Having grown up in an island surrounded by sea, nature was all around me. However at the same time I realised that nature was rapidly becoming degraded. Coming from a family of spearfishers, fishers and divers, I was introduced to the sea at a very young age and by about 4 was swimming off the East coast. One of the most vivid memories which seemed to solidify that I wished to work with the sea was when I was about age 7 and saw hundreds of wild dolphins in St.Vincent and the Grenadines. I felt excited, in awe, amazed and could not erase that memory. Up until now, I still feel similar emotions when I see wild dolphins, whales or sharks which is more rare but further adds to my fascination.
What do you find most satisfying about your environment-related work?
I really enjoy the education, awareness and outreach aspect of the work that I do. Even if one child seems interested, asks a question or I get a report from a parent saying now my child is telling me,” Mummy don’t use that plastic straw, it could kill a turtle”, then I feel as though I have helped make a change or had an impact. It is personally rewarding but feel better knowing that the environment is in good hands. I also feel satisfied when people see the interconnectedness of everything – our daily actions can have potential negative impacts not only on our environment but on our health and that of the economy too.
What do you think are some of the biggest challenges these days for the protection and sustainable management of the environment in the Caribbean?
There is an exhaustive list of challenges (often exacerbated by human actions) facing our environment from land degradation, overfishing, unsustainable coastal development, land based sources of pollution such as agricultural run off, improper disposal of waste and sewage, poor water quality, plastic pollution, decline in coral reefs, climate change and the list goes on.
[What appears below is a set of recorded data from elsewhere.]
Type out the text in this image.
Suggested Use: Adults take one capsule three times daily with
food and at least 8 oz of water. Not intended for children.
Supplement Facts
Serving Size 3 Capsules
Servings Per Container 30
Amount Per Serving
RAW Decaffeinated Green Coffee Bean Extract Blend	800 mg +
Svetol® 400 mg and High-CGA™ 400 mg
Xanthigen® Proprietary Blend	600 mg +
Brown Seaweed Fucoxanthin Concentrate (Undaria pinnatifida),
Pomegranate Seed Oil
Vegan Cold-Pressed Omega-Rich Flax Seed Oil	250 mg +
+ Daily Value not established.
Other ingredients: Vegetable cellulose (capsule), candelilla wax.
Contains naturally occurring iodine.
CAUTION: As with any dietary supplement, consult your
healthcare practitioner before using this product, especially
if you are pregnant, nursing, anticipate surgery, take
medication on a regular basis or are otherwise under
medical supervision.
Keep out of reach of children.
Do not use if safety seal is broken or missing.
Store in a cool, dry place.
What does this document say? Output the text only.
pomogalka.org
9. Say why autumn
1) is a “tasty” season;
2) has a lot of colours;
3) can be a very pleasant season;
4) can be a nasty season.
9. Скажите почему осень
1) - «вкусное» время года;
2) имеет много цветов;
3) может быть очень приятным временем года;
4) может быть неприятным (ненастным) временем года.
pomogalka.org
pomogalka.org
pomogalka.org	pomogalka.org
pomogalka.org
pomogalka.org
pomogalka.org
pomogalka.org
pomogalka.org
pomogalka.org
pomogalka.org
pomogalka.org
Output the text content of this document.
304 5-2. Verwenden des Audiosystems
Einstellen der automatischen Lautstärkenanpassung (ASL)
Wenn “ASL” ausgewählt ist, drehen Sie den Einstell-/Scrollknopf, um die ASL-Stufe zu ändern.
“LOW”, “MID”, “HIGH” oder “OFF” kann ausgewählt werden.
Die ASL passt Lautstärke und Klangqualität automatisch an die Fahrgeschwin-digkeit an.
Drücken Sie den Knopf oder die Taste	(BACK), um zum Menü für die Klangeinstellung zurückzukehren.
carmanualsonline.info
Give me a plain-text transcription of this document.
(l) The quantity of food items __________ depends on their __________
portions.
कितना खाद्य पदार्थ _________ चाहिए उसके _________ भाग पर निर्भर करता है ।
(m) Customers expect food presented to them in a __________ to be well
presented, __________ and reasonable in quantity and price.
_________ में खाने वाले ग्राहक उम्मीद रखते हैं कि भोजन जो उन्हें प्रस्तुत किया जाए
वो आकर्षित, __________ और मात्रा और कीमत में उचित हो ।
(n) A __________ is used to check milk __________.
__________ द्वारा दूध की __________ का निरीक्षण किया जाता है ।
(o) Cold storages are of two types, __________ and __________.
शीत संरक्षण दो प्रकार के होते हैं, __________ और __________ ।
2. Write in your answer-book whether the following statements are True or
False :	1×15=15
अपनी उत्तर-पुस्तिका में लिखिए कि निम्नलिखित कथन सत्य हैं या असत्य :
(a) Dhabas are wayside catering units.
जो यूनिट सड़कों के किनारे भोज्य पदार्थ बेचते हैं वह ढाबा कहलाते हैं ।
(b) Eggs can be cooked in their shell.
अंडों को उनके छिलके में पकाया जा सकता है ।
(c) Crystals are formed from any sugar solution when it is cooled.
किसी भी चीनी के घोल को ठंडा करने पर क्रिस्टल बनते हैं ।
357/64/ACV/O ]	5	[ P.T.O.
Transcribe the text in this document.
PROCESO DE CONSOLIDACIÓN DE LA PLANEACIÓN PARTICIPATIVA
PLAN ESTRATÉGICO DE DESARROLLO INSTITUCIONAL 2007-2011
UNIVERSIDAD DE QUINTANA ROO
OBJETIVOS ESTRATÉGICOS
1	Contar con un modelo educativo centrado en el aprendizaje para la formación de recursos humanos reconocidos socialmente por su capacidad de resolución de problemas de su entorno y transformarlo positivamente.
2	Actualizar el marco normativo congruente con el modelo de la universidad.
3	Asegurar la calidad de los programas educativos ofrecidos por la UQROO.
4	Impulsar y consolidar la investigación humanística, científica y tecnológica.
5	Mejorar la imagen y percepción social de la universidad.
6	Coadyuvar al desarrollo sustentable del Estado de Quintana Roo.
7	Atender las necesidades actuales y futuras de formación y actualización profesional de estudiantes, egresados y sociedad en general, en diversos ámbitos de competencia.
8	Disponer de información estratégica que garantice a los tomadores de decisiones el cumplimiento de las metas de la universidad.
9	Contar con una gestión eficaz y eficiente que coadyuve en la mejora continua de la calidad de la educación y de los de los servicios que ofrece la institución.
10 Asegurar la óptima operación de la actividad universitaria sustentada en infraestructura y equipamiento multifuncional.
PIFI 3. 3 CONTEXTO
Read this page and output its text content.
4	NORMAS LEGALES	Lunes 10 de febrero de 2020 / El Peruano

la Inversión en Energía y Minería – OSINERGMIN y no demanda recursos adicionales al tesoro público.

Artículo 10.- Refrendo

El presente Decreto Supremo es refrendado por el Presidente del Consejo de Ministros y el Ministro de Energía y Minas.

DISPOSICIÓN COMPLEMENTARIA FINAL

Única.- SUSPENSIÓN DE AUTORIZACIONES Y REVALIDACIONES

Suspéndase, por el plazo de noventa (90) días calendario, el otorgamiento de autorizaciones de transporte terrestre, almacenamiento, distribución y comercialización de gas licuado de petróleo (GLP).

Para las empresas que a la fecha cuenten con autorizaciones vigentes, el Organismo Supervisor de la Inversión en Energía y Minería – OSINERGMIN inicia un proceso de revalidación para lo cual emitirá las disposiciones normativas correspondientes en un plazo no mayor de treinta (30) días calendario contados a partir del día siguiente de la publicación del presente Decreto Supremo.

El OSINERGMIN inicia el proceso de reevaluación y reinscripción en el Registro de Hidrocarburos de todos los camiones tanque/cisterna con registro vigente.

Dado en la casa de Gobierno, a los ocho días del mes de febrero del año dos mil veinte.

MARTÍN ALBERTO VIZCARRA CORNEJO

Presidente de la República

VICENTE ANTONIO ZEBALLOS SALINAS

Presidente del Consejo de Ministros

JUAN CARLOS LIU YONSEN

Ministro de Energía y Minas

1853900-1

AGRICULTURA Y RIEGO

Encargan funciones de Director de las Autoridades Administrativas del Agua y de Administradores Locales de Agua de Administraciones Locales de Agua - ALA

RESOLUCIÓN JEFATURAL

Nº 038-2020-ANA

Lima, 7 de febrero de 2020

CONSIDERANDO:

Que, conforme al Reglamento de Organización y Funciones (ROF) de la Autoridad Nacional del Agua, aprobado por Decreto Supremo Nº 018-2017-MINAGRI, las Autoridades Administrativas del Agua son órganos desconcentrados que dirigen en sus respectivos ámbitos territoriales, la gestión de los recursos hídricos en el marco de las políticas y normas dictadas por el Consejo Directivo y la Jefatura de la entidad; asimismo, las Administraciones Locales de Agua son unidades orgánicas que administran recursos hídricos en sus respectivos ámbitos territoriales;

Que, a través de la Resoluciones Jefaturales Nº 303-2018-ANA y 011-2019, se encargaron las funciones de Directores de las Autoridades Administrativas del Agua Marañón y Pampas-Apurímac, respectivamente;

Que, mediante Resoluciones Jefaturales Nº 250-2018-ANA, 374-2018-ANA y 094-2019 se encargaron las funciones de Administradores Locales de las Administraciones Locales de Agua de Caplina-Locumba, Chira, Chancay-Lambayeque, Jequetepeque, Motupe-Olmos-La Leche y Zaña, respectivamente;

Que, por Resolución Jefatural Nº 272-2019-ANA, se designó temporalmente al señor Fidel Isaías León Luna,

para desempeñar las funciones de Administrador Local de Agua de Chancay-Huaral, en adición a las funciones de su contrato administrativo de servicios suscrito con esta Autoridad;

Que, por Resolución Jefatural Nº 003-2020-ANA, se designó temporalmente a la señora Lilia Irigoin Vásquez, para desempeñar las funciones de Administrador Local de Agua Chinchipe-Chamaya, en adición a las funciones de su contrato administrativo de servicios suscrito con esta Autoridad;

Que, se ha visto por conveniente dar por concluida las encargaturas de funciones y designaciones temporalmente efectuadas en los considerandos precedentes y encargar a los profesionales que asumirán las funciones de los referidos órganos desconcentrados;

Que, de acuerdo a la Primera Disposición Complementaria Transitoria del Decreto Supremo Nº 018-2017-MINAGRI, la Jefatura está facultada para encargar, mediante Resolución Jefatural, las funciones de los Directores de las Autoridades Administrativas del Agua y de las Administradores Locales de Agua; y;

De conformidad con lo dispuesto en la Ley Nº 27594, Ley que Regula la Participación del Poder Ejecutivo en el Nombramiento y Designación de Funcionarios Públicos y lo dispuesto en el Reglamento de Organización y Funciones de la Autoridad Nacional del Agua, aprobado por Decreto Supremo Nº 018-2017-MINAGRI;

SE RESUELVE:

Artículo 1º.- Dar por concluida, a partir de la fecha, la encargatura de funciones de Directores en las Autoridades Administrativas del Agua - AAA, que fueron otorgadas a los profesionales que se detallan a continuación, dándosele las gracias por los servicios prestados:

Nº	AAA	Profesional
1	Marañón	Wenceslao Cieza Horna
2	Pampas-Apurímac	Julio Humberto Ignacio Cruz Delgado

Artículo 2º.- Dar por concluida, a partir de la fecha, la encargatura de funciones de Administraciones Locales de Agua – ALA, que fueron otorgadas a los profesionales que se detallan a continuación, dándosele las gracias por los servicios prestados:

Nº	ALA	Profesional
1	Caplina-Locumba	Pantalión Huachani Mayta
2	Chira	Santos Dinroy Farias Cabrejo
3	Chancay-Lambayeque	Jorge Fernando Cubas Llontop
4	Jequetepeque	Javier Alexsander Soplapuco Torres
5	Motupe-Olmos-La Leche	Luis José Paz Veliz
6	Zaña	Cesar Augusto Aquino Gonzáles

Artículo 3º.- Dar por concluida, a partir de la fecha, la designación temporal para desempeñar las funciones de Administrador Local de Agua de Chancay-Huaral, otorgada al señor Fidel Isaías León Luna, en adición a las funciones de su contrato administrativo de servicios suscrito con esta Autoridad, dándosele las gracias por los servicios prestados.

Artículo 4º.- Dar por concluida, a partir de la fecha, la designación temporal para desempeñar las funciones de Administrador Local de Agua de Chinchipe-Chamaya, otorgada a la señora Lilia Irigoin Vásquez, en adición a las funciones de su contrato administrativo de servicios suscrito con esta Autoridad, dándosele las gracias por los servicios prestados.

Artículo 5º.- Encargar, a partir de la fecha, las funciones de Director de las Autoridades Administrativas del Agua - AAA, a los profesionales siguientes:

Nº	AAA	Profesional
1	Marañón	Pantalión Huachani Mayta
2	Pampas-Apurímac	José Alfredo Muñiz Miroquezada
However there are also institutional challenges including a weak governance framework, lack of legislation and enforcement and lack of political will.
What do you think are some of the bright spots and opportunities for the Caribbean when it comes to the environment?
Not all hope is lost. I think the bright spots and opportunities are in the form of the people. There is a small army of environmentally conscious and passionate individuals leading the shift that is happening and fighting to protect our environment. More and more individuals, businesses and organisations are starting to realise the impacts of their actions and trying to reduce them. If we all come together and make one small change, that will have a big positive impact. We may not be able to reverse the damage but we can prevent further damage from occurring.
What message would you like to leave with Green Antilles readers about why and how everyday people should help to protect the environment in the Caribbean?
From the oxygen that we breathe to the food that we eat, the transport that gets us around, the jobs that employ us, almost everything is produced or provided by the natural resources in our environment and oceans, whether directly or indirectly. We are all linked to the environment. If we continue our current actions, that same environment that supports us will be no longer and we could be no longer. No coral reefs. No fish. No beaches. No tourism. Every little bit counts. Make one small swap today – whether it be skipping the single use plastic straw, choosing a reusable bag, composting your vegetable scraps, supporting local and sustainable seafood, switching to reef and human safe sunscreen or turning off the lights. These small changes add up and we have the power to drive positive change.
[Interview responses have been edited for clarity/readability. Images: courtesy Nikola Simpson.]